We sat in the car in a not too exposed spot but this didn't stop the wind from shaking us about as we ate our sandwiches. A trip to the toilet block, the only facilities here and just yards away, caused a drenching, further dampening our spirits. There would be no lovely views today.
We set off, with barely more than our eyes exposed, in horizontal rain. I was coveting Bob's glasses as they would have given protection from the flying sand. The car park looks newly marked out and signposts, a bit of modern art and a rather superfluous wooden platform with stairs to the beach, pay testament to the fact that money has been spent here.
There were quite a few brave dog walkers on the beach. The wild weather seemed to encourage misbehaviour and we had a few muddy footprints on our trousers from the odd canine miscreant.
Ynys Llandwyn, a peninsula that for a very short time becomes an island at the highest tides, is unofficially known as Lovers Island. Unfortunately with the wind whipping the water up under our coats we were feeling less than romantic.

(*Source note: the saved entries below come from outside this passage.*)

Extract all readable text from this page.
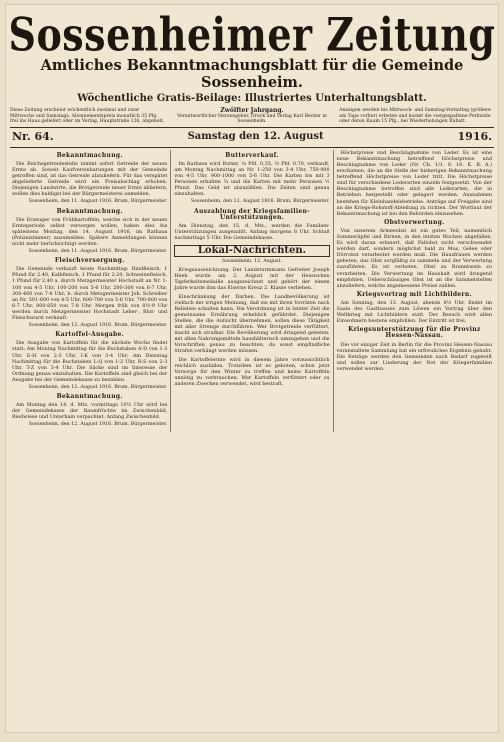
Sossenheimer Zeitung
Amtliches Bekanntmachungsblatt für die Gemeinde Sossenheim.
Wöchentliche Gratis-Beilage: Illustriertes Unterhaltungsblatt.
Diese Zeitung erscheint wöchentlich zweimal und zwar Mittwochs und Samstags. Abonnementspreis monatlich 35 Pfg. frei ins Haus geliefert oder im Verlag, Hauptstraße 126, abgeholt.
Zwölfter Jahrgang.
Verantwortlicher Herausgeber, Druck und Verlag Karl Becker in Sossenheim.
Anzeigen werden bis Mittwoch- und Samstag-Vormittag (größere am Tage vorher) erbeten und kostet die viergespaltene Petitzeile oder deren Raum 15 Pfg., bei Wiederholungen Rabatt.
Nr. 64.	Samstag den 12. August	1916.
Bekanntmachung.

Die Reichsgetreidestelle nimmt sofort Getreide der neuen Ernte ab. Soweit Kaufvereinbarungen mit der Gemeinde getroffen sind, ist das Getreide abzuliefern. Für das verspätet abgelieferte Getreide wird ein Preisabschlag erhoben. Diejenigen Landwirte, die Brotgetreide neuer Ernte abliefern, wollen dies baldigst bei der Bürgermeisterei anmelden.

Sossenheim, den 11. August 1916. Brum, Bürgermeister.
Bekanntmachung.

Die Erzeuger von Frühkartoffeln, welche sich in der neuen Ernteperiode selbst versorgen wollen, haben dies bis spätestens Montag, den 14. August 1916, im Rathaus (Polizeizimmer) anzumelden. Spätere Anmeldungen können nicht mehr berücksichtigt werden.

Sossenheim, den 11. August 1916. Brum, Bürgermeister.
Fleischversorgung.

Die Gemeinde verkauft heute Nachmittag: Rindfleisch, 1 Pfund für 2.40, Kalbfleisch, 1 Pfund für 2.20, Schweinefleisch, 1 Pfund für 2.40 a. durch Metzgermeister Hochstadt an Nr. 1-100 von 4-5 Uhr, 100-200 von 5-6 Uhr, 200-300 von 6-7 Uhr, 300-400 von 7-8 Uhr; b. durch Metzgermeister Joh. Schreiber an Nr. 501-600 von 4-5 Uhr, 600-700 von 5-6 Uhr, 700-800 von 6-7 Uhr, 800-850 von 7-8 Uhr. Morgen früh von 8½-9 Uhr werden durch Metzgermeister Hochstadt Leber-, Blut- und Fleischwurst verkauft.

Sossenheim, den 12. August 1916. Brum, Bürgermeister.
Kartoffel-Ausgabe.

Die Ausgabe von Kartoffeln für die nächste Woche findet statt: Am Montag Nachmittag für die Buchstaben A-D von 1-2 Uhr, E-H von 2-3 Uhr, I-K von 3-4 Uhr; Am Dienstag Nachmittag für die Buchstaben L-Q von 1-2 Uhr, R-S von 2-3 Uhr, T-Z von 3-4 Uhr. Die Säcke sind im Interesse der Ordnung genau einzuhalten. Die Kartoffeln sind gleich bei der Ausgabe bei der Gemeindekasse zu bezahlen.

Sossenheim, den 12. August 1916. Brum, Bürgermeister.
Bekanntmachung.

Am Montag den 14. d. Mts. vormittags 10½ Uhr wird bei der Gemeindekasse der Baumfrüchte im Zwischenbild, Riedwiese und Unterhain verpachtet. Anfang Zwischenbild.

Sossenheim, den 12. August 1916. Brum, Bürgermeister.
Butterverkauf.

Im Rathaus wird Butter, ¼ Pfd. 0.35, ½ Pfd. 0.70, verkauft, am Montag Nachmittag an Nr. 1-250 von 3-4 Uhr, 750-900 von 4-5 Uhr, 900-1000 von 5-6 Uhr. Die Karten bis mit 3 Personen erhalten ¼ und die Karten mit mehr Personen ½ Pfund. Das Geld ist abzuzählen. Die Zeiten sind genau einzuhalten.

Sossenheim, den 12. August 1916. Brum, Bürgermeister.
Auszahlung der Kriegsfamilien-Unterstützungen.

Am Dienstag, den 15. d. Mts., werden die Familien-Unterstützungen ausgezahlt. Anfang morgens 8 Uhr. Schluß nachmittags 5 Uhr. Die Gemeindekasse.

Lokal-Nachrichten.
Sossenheim, 12. August.

Kriegsauszeichnung. Der Landsturmmann Gefreiter Joseph Heeb wurde am 2. August mit der Hessischen Tapferkeitsmedaille ausgezeichnet und gehört der einem Jahre wurde ihm das Eiserne Kreuz 2. Klasse verliehen.

Einschränkung der Darben. Die Landbevölkerung ist vielfach der irrigen Meinung, daß sie mit ihren Vorräten nach Belieben schalten kann. Die Verordnung ist in letzter Zeit die gemeinsame Ernährung erheblich gefährdet. Diejenigen Stellen, die die Aufsicht übernehmen, sollen diese Tätigkeit mit aller Strenge durchführen. Wer Brotgetreide verfüttert, macht sich strafbar. Die Bevölkerung wird dringend gebeten, mit allen Nahrungsmitteln haushälterisch umzugehen und die Vorschriften genau zu beachten, da sonst empfindliche Strafen verhängt werden müssen.

Die Kartoffelernte wird in diesem Jahre voraussichtlich reichlich ausfallen. Trotzdem ist es geboten, schon jetzt Vorsorge für den Winter zu treffen und keine Kartoffeln unnötig zu verbrauchen. Wer Kartoffeln verfüttert oder zu anderen Zwecken verwendet, wird bestraft.

Höchstpreise und Beschlagnahme von Leder. Es ist eine neue Bekanntmachung betreffend Höchstpreise und Beschlagnahme von Leder (Nr. Ch. 1/1. 8. 16. K. R. A.) erschienen, die an die Stelle der bisherigen Bekanntmachung betreffend Höchstpreise von Leder tritt. Die Höchstpreise sind für verschiedene Lederarten einzeln festgesetzt. Von der Beschlagnahme betroffen sind alle Lederarten, die in Betrieben hergestellt oder gelagert werden. Ausnahmen bestehen für Kleinhandelsbetriebe. Anträge auf Freigabe sind an die Kriegs-Rohstoff-Abteilung zu richten. Der Wortlaut der Bekanntmachung ist bei den Behörden einzusehen.

Obstverwertung.

Von unserem Armeeobst ist ein gutes Teil, namentlich Sommeräpfel und Birnen, in den letzten Wochen abgefallen. Es wird daran erinnert, daß Fallobst nicht verschwendet werden darf, sondern möglichst bald zu Mus, Gelee oder Dörrobst verarbeitet werden muß. Die Hausfrauen werden gebeten, das Obst sorgfältig zu sammeln und der Verwertung zuzuführen. Es ist verboten, Obst zu Branntwein zu verarbeiten. Die Verwertung im Haushalt wird dringend empfohlen. Ueberschüssiges Obst ist an die Sammelstellen abzuliefern, welche angemessene Preise zahlen.

Kriegsvortrag mit Lichtbildern.

Am Sonntag, den 13. August, abends 8½ Uhr, findet im Saale des Gasthauses zum Löwen ein Vortrag über den Weltkrieg mit Lichtbildern statt. Der Besuch wird allen Einwohnern bestens empfohlen. Der Eintritt ist frei.

Kriegsunterstützung für die Provinz Hessen-Nassau.

Die vor einiger Zeit in Berlin für die Provinz Hessen-Nassau veranstaltete Sammlung hat ein erfreuliches Ergebnis gehabt. Die Beträge werden den Gemeinden nach Bedarf zugeteilt und sollen zur Linderung der Not der Kriegerfamilien verwendet werden.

As we picked our way round the deeper areas sand covered by water because of my unsuitable foot-wear, we were hailed by one of the dog walkers. Mostly recognised by her voice we realised it was an acquaintance we hadn't seen for years and goodness knows how she knew it was us, trussed up as we were. She said she is renting an old windmill nearby. Considering home for us all is more than 2 hours drive away it was a strange coincidence to meet like this. It was good to chat but not for long as wet had seeped through to underwear already.

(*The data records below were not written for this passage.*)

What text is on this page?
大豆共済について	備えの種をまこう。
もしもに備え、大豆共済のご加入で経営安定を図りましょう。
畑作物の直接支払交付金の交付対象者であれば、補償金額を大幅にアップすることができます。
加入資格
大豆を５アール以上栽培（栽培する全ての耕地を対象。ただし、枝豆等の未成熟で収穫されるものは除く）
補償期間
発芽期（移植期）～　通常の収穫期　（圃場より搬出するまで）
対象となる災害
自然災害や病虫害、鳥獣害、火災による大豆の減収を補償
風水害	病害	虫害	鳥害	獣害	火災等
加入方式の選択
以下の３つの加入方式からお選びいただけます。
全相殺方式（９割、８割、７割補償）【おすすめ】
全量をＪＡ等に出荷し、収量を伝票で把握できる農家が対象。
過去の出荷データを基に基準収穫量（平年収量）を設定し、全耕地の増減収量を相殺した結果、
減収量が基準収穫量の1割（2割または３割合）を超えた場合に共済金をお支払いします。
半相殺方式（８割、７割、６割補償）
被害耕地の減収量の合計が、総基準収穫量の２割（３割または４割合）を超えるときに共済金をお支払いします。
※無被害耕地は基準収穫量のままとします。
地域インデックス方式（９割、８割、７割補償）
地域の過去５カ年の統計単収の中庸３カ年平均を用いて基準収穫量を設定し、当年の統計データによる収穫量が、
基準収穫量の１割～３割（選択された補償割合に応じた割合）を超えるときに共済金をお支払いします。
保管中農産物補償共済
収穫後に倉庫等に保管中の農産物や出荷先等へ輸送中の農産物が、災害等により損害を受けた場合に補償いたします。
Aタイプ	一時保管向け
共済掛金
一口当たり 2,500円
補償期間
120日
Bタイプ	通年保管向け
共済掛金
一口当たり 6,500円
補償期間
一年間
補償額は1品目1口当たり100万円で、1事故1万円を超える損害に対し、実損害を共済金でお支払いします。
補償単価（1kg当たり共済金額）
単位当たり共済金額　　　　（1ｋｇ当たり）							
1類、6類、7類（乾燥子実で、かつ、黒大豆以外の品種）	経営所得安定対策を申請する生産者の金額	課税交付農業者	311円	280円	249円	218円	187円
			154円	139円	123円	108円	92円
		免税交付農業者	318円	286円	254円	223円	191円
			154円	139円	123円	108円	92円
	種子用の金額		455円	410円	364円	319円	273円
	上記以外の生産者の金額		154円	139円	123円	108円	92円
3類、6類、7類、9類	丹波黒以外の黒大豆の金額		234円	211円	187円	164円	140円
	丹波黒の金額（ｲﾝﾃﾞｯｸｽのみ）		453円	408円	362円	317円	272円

The beach had whelk and cockle shells and Bob found and pocketed, a well worn piece of shell that was, very appropriately, in a perfect heart shape.
The island seemed to be in the distance for some time but at last we reach the hoarding with Welsh and English information on its history and geology. It offers us a little cover from the weather as we read then we head towards the sea along the narrow finger of land, taking the left path full of slippery mud and puddles. The grey sky and sea whipped by the wind is certainly atmospheric but walking with jeans plastered to one's legs proves difficult. My thoughts are far from those of those of the many pilgrims who saw the island as a mecca for lovers. St.Dwynwen's day is the 25th January. The story goes that Dwynwen from the 5th century founded a convent here after suffering a heartbreaking end to a love affair. Ruins of Llanddwyn- Dwynwen's church, built 1,000 years later and a well are still monuments to her hermitage here. Some say she became something like an agony aunt and after she died people would predict a lover's faithfulness by throwing crumbs in the well where eels had taken up residence. They would lay a handkerchief over the crumbs and if it became disturbed by the feeding eels then fealty was assured.
The 14 foot high Celtic cross to Dwynwen's memory was installed in 1903.then after the sparse ruin of the church built in the middle ages is another cross dedicated to the saint. Further on are 2 small lighthouses-Twr bach and Twr Mawr, the latter the largest being built attached to the keepers cottage in 1845. The 2 look like the remains of white windmills.
In the summer some of the pilots houses at the end of the island open to show exhibits on the island.
A small cannon rusting here was once used to call out the Newborough lifeboat.
We turned to go back down the other side with oyster catchers on the sand below the low cliffs. We pass by the well though can't see much and we feel the need to get warm and dry so we take as little time to return to the car as possible. The rain is subsiding and then the sun ties to peep through the clouds but it is short lived.
I vow to come back again to take in the beauty we had seen here when we travelled this way during our coast bike trip. After 2 hours in the car we were still saturated needless to say we left out the other island. We had had enough for one day.